Draghi gets nod to form new gov’t and guide Italy out of crisis
By Jason Horowitz
Mario Draghi, the former head of the European Central Bank who is largely credited with helping to save the euro, accepted a mandate from Italy’s president Wednesday to try to form a new unity government that would guide the country out of the pandemic and through economic recovery.
“To overcome the pandemic, to complete the vaccine campaign, to offer answers to the daily problems of the citizens, to relaunch the country are the challenges we face,” Draghi said after meeting with President Sergio Mattarella for more than an hour at the Quirinal Palace.
Italy, he said, faced a “difficult moment.” And he said he had accepted Mattarella’s appeal because the emergency “requires an answer equal to the seriousness of the situation.”
Until as recently as Tuesday, the idea of Draghi replacing Giuseppe Conte as prime minister remained a pipe dream for the many Italians frustrated with a governing coalition that seemed paralyzed by ideological schisms and incompetence, especially as the coronavirus pandemic raged and economic devastation set in.
But Tuesday evening, Mattarella summoned Draghi and appealed to “all the political forces in the Parliament” to support a “high-profile government” to meet the historic moment.
He made it clear that Conte’s tenure was over and that the new players, potentially political leaders proposed by the parties supporting Draghi or an all-star cast of politically unaffiliated economists, judges and scientists, were ready to take the stage.
Italy’s stock market rallied Wednesday in response to the news that Draghi had been lined up to lead the Italian government. He immediately began consultations with party leaders that will continue in the coming days in an effort to form a new Italian government.
“I am confident that from the exchange with the parties and the groups in the Parliament and from the dialogue with the social forces,” Draghi said Wednesday, “there will emerge unity and the capacity to give a responsible answer to the president’s appeal.”
Draghi is himself no political novice. He has served in past Italian governments, was a director of Italy’s treasury and knows well the machinery of government at both the European and Italian level.
His name has been mentioned for years as a potential candidate to replace Mattarella as Italy’s head of state in 2022. But now Mattarella himself has called on Draghi, whom he has publicly praised in the past, and brought him directly into the fray.
“Now everyone of good will must heed the call of President Mattarella and support the government of Mario Draghi,” said Matteo Renzi, the wily former prime minister who engineered the collapse of Conte’s government by pulling his small party’s support in Parliament. “Now is the time for sobriety.”
Party leaders on the right and left quickly expressed support for Draghi after it became clear that Mattarella would ask him to form a government.

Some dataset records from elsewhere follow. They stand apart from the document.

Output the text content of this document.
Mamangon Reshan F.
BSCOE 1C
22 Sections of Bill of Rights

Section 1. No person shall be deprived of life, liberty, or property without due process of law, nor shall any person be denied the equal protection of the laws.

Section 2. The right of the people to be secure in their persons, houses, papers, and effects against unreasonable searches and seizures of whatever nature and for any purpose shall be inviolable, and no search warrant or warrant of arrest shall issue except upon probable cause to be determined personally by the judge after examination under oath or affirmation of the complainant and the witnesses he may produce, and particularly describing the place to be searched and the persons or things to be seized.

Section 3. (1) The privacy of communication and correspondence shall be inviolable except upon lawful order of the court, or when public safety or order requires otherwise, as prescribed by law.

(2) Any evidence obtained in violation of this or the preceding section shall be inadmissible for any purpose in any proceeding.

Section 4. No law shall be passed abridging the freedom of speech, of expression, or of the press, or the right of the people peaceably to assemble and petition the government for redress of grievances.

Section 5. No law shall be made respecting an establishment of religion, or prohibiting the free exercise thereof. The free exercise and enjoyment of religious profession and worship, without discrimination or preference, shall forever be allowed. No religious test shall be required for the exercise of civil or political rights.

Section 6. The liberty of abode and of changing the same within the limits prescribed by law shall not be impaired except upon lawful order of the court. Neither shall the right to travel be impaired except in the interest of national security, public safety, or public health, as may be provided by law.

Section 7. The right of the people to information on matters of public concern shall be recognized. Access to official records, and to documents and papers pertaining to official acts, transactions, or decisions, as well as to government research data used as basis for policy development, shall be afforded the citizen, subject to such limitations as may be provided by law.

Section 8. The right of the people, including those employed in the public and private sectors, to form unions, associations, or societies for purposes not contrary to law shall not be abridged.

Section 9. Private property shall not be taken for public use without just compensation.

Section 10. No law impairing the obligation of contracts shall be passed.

Among them were leaders who had made great shows of their loyalty to Conte. Nicola Zingaretti, the leader of the Democratic Party that Renzi once led, released a statement that on the one hand referred to the government crisis as a “disaster provoked by the irresponsible choice” of Renzi, but he then welcomed Mattarella’s decision. “We will stand ready to discuss the common good for the country.”

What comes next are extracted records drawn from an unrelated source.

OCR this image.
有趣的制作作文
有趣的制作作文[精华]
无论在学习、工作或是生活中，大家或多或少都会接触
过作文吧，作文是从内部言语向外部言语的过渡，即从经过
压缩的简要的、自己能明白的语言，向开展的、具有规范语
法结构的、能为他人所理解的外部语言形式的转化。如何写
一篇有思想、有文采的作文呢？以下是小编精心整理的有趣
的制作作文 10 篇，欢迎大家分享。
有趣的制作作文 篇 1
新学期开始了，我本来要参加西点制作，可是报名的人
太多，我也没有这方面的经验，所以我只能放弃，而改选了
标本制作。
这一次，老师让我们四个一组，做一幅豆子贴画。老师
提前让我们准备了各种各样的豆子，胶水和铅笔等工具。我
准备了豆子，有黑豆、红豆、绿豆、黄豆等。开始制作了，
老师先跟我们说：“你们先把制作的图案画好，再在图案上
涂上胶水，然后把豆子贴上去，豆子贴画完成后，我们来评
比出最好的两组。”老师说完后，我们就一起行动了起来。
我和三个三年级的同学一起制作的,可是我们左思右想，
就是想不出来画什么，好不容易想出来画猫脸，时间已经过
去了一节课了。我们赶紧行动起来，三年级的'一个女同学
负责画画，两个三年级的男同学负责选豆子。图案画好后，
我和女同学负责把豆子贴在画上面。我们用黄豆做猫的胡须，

A government led by Draghi could emerge in two ways. If he succeeds in finding broad parliamentary support, he could govern from a position of strength until the next scheduled elections in 2023.
If he fails to find sufficient political support, Mattarella could nevertheless make him the head of a transitional government with limited scope — probably focused on the vaccine rollout and managing more than 200 billion euros, or about $240 billion, in relief funds from Europe — before leading the country to early elections.

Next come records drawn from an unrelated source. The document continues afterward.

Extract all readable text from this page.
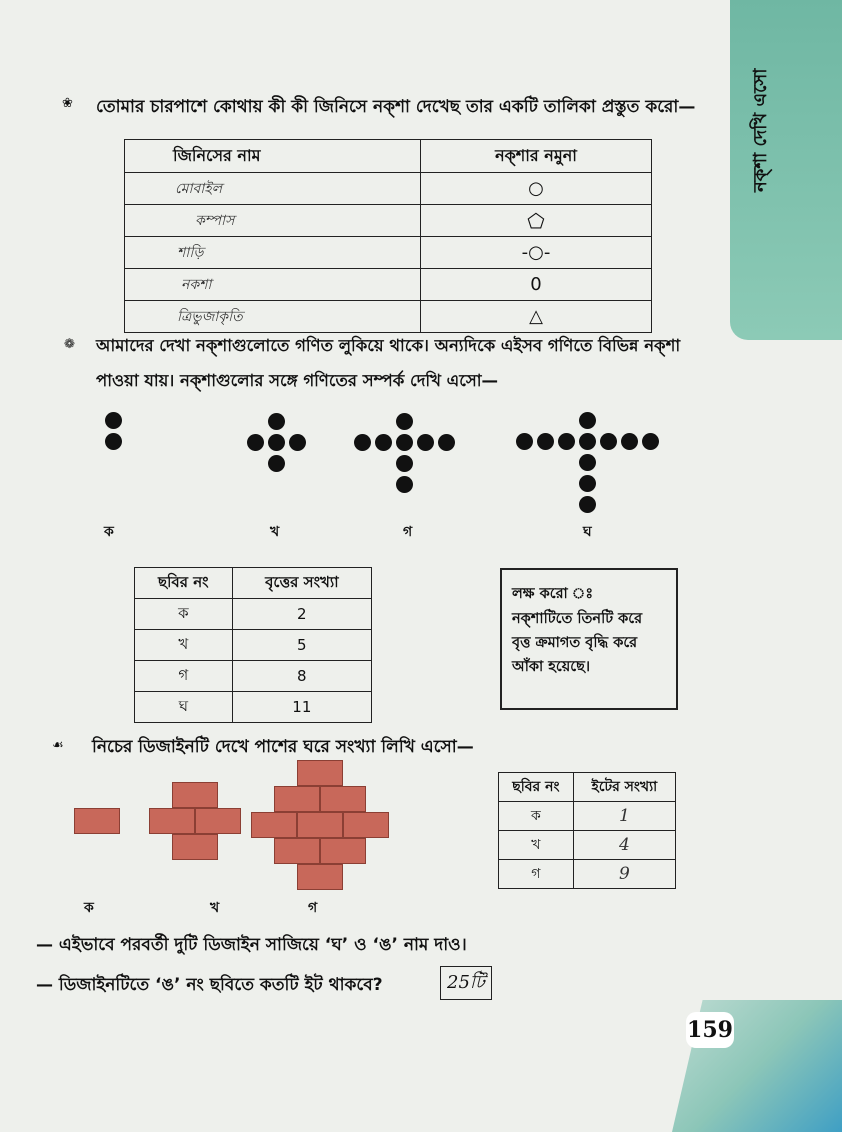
নক্‌শা দেখি এসো
❀ তোমার চারপাশে কোথায় কী কী জিনিসে নক্‌শা দেখেছ তার একটি তালিকা প্রস্তুত করো—
জিনিসের নাম	নক্‌শার নমুনা
মোবাইল	○
কম্পাস	⬠
শাড়ি	-○-
নকশা	0
ত্রিভুজাকৃতি	△
❁ আমাদের দেখা নক্‌শাগুলোতে গণিত লুকিয়ে থাকে। অন্যদিকে এইসব গণিতে বিভিন্ন নক্‌শা
পাওয়া যায়। নক্‌শাগুলোর সঙ্গে গণিতের সম্পর্ক দেখি এসো—
ক	খ	গ	ঘ
ছবির নং	বৃত্তের সংখ্যা
ক	2
খ	5
গ	8
ঘ	11
লক্ষ করো ঃ
নক্‌শাটিতে তিনটি করে
বৃত্ত ক্রমাগত বৃদ্ধি করে
আঁকা হয়েছে।
☙ নিচের ডিজাইনটি দেখে পাশের ঘরে সংখ্যা লিখি এসো—
ক	খ	গ
ছবির নং	ইটের সংখ্যা
ক	1
খ	4
গ	9
— এইভাবে পরবর্তী দুটি ডিজাইন সাজিয়ে ‘ঘ’ ও ‘ঙ’ নাম দাও।
— ডিজাইনটিতে ‘ঙ’ নং ছবিতে কতটি ইট থাকবে?	25টি
159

“We have at available the extraordinary resources of the European Union,” Draghi said Wednesday in a clear pro-European sign. “We have the chance to do a lot for our country with a careful eye to the future for young generations and to strengthen social unity.”
Mattarella explicitly said Tuesday evening that he has no interest in new elections. Neither does Renzi, who is polling at about 2%, or the Five Star Movement, which has the largest bloc in Parliament but would likely be decimated in elections by its nationalist opponents.
Leaders of Five Star initially expressed their opposition to Draghi, but Wednesday, it became increasingly clear that was far from a unified position within the party, which appeared to be breaking apart.
In one fell swoop, Mattarella’s move to bring in Draghi has the potential to reset Italian politics, which many commentators lamented was not up to the task of governing in a national emergency.
“To think that the most anti-European parliament in the history of Italy could crown Draghi as prime minister today and head of state tomorrow gives a sense of the miracle Sergio Mattarella pulled off in these years,” Claudio Cerasa, the editor of Il Foglio newspaper, wrote Wednesday.